A divided Los Angeles County Board of Supervisors Tuesday refused to again extend price-gouging protections on local rental housing that were implemented following the Jan. 7, 2025, wildfires.
In January 2025, a state of emergency was declared in the county following the windstorm and deadly wildfires in Pacific Palisades and Altadena, activating price gouging protections that barred price hikes of 10% or more on critical goods and services, including housing.
The wildfires destroyed thousands of structures and displaced numerous residents and businesses.
Under the declaration, the price-gouging protections were put in place through July 1, 2025, but state law allowed the county to approve 30-day extensions — which the Board of Supervisors has OK’d each month since last summer.
Another proposed 30-day extension was the board’s agenda Tuesday, since the protections are set to expire May 28.
But the continued extensions have drawn increased opposition from landlords and other business groups, which argued the restrictions have become financially burdensome to owners of rental properties amid rising costs.

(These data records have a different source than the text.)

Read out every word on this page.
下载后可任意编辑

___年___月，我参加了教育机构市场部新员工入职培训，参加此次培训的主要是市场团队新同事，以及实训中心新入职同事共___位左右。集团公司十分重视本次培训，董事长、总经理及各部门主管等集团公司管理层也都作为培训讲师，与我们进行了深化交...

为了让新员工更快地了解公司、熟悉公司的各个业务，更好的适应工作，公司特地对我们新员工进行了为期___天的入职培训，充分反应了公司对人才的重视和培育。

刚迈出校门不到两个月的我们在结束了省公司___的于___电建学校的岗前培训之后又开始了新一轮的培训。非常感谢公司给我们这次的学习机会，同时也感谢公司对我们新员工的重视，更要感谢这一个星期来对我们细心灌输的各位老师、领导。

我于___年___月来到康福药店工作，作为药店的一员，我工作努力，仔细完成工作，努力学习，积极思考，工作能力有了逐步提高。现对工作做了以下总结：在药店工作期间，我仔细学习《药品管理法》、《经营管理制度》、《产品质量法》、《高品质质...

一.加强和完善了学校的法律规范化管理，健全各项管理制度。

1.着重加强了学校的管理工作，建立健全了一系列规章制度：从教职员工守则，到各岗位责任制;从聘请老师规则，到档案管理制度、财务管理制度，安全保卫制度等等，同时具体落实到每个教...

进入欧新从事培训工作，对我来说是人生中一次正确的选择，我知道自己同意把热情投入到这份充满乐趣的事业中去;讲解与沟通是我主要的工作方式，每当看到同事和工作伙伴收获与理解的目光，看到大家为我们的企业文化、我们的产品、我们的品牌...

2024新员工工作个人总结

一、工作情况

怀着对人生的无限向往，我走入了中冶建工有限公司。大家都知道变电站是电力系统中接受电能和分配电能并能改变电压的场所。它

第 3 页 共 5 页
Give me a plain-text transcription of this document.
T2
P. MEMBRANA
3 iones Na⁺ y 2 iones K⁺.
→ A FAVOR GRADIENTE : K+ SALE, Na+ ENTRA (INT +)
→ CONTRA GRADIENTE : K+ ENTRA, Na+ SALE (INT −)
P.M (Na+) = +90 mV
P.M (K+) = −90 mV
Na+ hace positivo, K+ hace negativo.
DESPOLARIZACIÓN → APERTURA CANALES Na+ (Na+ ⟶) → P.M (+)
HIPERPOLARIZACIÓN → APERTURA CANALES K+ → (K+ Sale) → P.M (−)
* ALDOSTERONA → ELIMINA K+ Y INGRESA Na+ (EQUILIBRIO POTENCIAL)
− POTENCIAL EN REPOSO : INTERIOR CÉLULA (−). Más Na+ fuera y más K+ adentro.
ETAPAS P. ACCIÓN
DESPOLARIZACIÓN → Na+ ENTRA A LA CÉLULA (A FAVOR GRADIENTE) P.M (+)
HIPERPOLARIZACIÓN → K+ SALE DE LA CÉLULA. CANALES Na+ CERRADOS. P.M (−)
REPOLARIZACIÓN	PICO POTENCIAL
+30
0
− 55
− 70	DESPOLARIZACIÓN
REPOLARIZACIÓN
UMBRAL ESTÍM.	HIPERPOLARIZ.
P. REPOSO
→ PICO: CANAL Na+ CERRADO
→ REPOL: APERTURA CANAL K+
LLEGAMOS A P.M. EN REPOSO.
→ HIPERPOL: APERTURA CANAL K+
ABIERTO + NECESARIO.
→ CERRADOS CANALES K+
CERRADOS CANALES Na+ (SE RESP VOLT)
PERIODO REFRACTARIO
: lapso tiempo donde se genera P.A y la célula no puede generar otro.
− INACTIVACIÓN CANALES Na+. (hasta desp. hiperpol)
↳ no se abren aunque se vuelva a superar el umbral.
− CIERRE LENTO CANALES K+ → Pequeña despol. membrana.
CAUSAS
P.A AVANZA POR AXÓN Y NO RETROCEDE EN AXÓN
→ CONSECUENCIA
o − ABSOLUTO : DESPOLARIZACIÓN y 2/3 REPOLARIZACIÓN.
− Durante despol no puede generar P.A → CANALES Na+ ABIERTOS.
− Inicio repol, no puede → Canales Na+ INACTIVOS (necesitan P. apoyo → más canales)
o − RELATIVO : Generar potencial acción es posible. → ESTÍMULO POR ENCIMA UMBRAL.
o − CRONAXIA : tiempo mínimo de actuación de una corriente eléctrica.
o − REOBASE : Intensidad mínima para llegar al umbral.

Jeremy Harris, president/CEO of the Long Beach Chamber of Commerce, wrote in a letter to Supervisor Janice Hahn that while the protections initially `served an important purpose to assist people impacted by the fires, but the “emergency market restrictions were never intended to function as economic controls in perpetuity.”
“Now almost a year and a half since the emergency declaration, Los Angeles County must begin transitioning from emergency response towards long- term recovery and housing stabilization policies grounded in market realities, operational sustainability and increased housing availability,” Harris wrote.
A representative of the California Apartment Association spoke to the board Tuesday, saying the circumstances that justified the protections and the repeated extensions “no longer exist.”
Supervisor Lindsey Horvath, who proposed the additional 30-day extension, urged the board to approve it, saying the county Department of Consumer and Business Affairs was scheduled to deliver a report next week “with metrics and indicators of what an off-ramp would look like to discontinue the protections.” She called for the board to keep the protections in place until it could review that report.
But Horvath only got support from Supervisor Hilda Solis, with Supervisors Kathryn Barger, Janice Hahn and Holly Mitchell abstaining from the vote, effectively defeating the proposed extension.